THE OFFICIAL SITE OF LEA CELIK SOMMERSETH SHAW
Babylonian society
Constitution of the First Civilization
8/9/2025


Constitution of the first Civilization
By Lea Celik Sommerseth Shaw
When I speak of Babylon, I am not merely invoking the name of an ancient city. I am calling forth one of the earliest and most sophisticated visions of human society, a place where law, governance, and the ideals of justice took their first enduring form. To me, Babylon was not simply a kingdom; the capital of Mesopotamia the cradle of civilization was a blueprint for civilization itself.
As an entrepreneur, I have always looked to history for lessons in structure, vision, and accountability. Babylon offers all of that—and more. It was there, in the fertile lands between the Tigris and Euphrates, that humanity began to define not only how to build cities, but how to build order. And it was there that the world received one of its most remarkable achievements: the Code of Hammurabi, the first written constitution in the history of organized governance.
The Code was more than a set of decrees carved into stone. It was a proclamation of societal values. Hammurabi, the sixth king of Babylon, understood something timeless: a civilization cannot thrive unless its people share an understanding of justice. Engraved upon a great stele of black basalt were nearly three hundred laws covering commerce, family life, property, labor, and even the rights of strangers and the poor.
For the first time, justice was not simply the whim of rulers or the privilege of the powerful—it was fixed, visible, transparent and accessible. People could point to the stone and say, This is the law; it binds us all. In this way, the Code was both a political and a moral contract, the ancestor of every constitution that has followed.

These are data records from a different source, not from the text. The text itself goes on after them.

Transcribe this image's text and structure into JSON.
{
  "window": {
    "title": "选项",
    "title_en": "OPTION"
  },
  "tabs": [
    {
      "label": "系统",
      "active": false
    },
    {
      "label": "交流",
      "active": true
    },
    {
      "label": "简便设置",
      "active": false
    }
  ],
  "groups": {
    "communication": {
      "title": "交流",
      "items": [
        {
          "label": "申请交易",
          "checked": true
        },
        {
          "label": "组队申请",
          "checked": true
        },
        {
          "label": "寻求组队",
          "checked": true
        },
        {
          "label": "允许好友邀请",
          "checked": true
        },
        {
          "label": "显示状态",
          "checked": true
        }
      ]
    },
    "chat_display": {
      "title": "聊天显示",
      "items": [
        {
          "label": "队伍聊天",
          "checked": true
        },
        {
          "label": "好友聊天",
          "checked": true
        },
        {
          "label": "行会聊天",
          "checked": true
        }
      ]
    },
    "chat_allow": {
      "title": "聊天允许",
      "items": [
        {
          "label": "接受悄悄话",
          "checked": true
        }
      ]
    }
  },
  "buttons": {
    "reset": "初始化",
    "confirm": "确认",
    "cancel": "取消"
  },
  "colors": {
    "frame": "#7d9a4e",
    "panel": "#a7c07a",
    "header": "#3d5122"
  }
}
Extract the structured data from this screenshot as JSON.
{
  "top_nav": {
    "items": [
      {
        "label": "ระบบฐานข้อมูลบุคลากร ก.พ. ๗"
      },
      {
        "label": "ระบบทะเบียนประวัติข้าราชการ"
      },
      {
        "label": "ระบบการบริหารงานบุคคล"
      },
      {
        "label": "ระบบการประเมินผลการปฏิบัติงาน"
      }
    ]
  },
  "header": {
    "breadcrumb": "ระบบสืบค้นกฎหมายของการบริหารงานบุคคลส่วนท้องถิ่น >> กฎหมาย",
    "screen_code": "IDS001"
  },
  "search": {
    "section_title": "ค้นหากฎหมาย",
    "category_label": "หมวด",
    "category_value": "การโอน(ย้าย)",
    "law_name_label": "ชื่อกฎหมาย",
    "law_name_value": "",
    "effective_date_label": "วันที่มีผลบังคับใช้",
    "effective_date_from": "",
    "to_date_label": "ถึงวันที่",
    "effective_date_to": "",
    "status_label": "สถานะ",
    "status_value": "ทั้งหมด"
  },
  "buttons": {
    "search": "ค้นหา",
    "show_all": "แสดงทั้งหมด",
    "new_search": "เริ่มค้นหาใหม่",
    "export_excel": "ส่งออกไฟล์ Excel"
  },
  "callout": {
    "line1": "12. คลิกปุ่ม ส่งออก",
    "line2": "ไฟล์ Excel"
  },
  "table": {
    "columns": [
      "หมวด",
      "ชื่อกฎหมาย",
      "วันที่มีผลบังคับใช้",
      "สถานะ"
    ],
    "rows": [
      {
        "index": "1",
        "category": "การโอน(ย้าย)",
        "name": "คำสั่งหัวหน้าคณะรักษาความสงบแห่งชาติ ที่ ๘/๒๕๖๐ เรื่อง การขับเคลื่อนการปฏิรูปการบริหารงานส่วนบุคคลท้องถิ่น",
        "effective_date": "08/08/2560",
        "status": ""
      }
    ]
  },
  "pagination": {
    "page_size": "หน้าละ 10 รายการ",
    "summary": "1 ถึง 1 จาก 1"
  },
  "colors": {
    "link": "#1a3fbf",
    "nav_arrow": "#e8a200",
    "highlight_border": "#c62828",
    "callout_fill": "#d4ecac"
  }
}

Of course, Babylonian society was not without its hierarchies and complexities. There were distinct social classes—nobles, free citizens, and servants—and the laws reflected those divisions. Yet within this framework, there was also a radical idea for its time: that the king himself was bound by divine mandate to uphold fairness, to protect the weak, and to ensure stability across the realm.
The Babylonian worldview placed great emphasis on balance. Contracts were sacred; trade was regulated; wages and penalties were standardized. It was a society that valued not just the accumulation of wealth, but the preservation of harmony. Even the architecture of Babylon—the ziggurats that rose toward the heavens—symbolized a society grounded in earthly order yet aspiring toward higher principles.
To me, the Code of Hammurabi stands for something eternal: that a nation’s greatness lies not in the size of its armies or the height of its walls, but in the strength of its laws and the fairness with which they are applied. It is a reminder that civilization begins the moment we decide to live not by force, but by agreed principles that honor both the individual and the community.
Today, as I work across borders, cultures, and economic systems, I carry with me the same views that guided Hammurabi’s Babylon: that law and fairness are the true foundations of prosperity. In the twenty-first century, we may have far more complex technologies and global markets, but the essence of humanity, civilization—mutual respect under a shared code—remains unchanged.
Babylon’s stones have crumbled, its empire long vanished. Yet the spirit of its law endures, etched into every constitution, every international charter, and every contract that binds human beings to one another in fairness. And that, to me, is Babylon’s greatest legacy: the knowledge that justice is the seed from which all civilization grows.